There have been times when I’ve wished that I’d gotten losing my virginity “out of the way”. I used to have the idea that my wedding night would be reminiscent of a Hollywood film.  It would be perfect, it would all come naturally to me, there would be no awkward moments, no embarrassing mistakes and  I was certain that it would be the most amazing and pleasurable night of my life. Now I know better! Of course it’s going to be messy, I will be totally inexperienced and I won’t know which buttons to press! But as the saying goes “practise makes perfect” and who better to practise with than the one whom you waited for, the receiver of your most precious gift? How much better will that be rather than being picture perfect and yet filled with regret and pain from previous sexual partners to whom you have given anyway something that you cannot take back? Your virginity does not have a returns policy.  There have also been times when I’ve felt like a freak, when everyone else seems to be ‘doing it’ apart from me. I’ve felt the pressure to conform and be like everyone else.
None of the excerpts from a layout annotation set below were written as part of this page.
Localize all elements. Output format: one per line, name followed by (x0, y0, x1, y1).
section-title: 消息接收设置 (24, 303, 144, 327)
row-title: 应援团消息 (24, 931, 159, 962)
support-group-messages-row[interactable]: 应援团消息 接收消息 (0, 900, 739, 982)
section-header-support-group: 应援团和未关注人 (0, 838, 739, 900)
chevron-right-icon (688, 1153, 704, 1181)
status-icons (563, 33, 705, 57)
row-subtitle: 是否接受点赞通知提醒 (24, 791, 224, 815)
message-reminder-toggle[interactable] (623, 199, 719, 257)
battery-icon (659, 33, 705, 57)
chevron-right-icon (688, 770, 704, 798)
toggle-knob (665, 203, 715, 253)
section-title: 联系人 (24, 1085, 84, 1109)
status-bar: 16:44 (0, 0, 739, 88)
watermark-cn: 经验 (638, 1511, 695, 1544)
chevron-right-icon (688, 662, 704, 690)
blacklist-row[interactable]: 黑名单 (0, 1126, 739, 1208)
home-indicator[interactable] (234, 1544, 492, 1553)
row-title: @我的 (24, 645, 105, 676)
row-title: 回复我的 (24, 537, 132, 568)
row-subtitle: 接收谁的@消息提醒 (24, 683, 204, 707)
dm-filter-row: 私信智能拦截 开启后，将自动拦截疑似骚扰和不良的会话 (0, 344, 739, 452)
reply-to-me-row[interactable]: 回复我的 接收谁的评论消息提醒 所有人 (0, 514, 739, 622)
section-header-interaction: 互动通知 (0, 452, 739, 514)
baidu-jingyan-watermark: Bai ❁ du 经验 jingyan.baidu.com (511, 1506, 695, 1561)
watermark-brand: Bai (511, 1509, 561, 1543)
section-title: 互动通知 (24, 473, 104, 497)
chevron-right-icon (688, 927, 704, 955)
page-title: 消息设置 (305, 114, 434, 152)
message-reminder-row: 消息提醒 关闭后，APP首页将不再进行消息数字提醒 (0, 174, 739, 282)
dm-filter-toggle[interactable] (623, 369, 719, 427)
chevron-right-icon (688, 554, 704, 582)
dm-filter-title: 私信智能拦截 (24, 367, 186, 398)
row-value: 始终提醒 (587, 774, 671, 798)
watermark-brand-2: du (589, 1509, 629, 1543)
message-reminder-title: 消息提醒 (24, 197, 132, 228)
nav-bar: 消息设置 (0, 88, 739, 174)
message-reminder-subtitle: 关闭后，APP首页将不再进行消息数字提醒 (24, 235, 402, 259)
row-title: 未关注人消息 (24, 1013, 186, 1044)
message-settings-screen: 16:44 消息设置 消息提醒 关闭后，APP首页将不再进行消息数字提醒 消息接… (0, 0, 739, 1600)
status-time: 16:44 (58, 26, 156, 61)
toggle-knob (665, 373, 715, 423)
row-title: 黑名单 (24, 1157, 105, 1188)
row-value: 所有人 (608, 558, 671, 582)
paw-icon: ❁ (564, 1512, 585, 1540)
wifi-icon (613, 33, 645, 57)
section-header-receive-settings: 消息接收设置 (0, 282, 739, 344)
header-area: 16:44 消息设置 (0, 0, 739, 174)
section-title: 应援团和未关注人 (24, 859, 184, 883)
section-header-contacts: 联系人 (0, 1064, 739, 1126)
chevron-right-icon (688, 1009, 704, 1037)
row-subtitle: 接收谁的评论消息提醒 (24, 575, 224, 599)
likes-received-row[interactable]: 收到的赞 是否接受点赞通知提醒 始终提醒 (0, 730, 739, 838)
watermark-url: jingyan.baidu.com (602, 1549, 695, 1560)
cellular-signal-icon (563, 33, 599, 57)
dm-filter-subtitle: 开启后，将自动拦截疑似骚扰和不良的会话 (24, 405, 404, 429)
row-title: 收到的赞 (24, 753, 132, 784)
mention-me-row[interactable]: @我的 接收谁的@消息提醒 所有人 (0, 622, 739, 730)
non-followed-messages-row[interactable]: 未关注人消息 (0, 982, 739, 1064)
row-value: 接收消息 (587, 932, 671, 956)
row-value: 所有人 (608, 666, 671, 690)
True love waits. A well-known saying. Maybe even an over-used saying. But such a true saying and one that I believe so strongly in. I recently split up with my boyfriend. We were very much in love and had been together for a significant amount of time. I’d spent time with his family and he’d spent time with mine. We’d planned to get married and had discussed the plans for our future. I thought I knew every single part of his being. He was the most kind, generous, loving man that I had ever met and I had the privilege of being able to call him my boyfriend.